Technological Diffusion Across Hospitals: The Case of a Revenue-Generating Practice

Monday, June 13, 2016: 8:50 AM
B21 (Stiteler Hall)

Author(s): Adam Sacarny

Discussant: Joshua D Gottlieb

Productivity-raising technologies tend to diffuse slowly, particularly in the health care sector. To understand how incentives drive adoption, I study a technology that generates revenue for hospitals: the practice of submitting detailed documentation about patients. After a 2008 reform, hospitals were able to raise their total Medicare revenue over 2% by always specifying a patient’s type of heart failure. I find that hospitals only captured around half of this revenue, indicating that large frictions impeded takeup.

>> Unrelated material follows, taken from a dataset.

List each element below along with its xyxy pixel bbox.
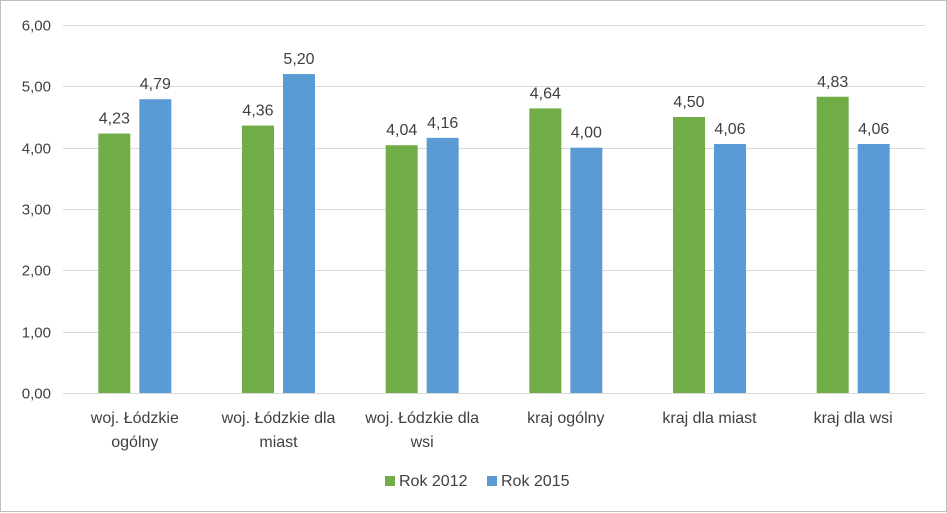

The key barrier is a principal-agent problem, since doctors supply the valuable information but are not paid for it. Exploiting the fact that many doctors practice at multiple hospitals, I find that four-fifths of the dispersion in adoption reflects differences in the ability of hospitals to extract documentation from physicians. Hospital adoption is also robustly correlated with the ability to generate survival for heart attack patients and the use of inexpensive survival-raising standards of care, suggesting that principal-agent problems drive disparities in quality more generally. These findings highlight the importance of agency conflicts in explaining variations in health care performance.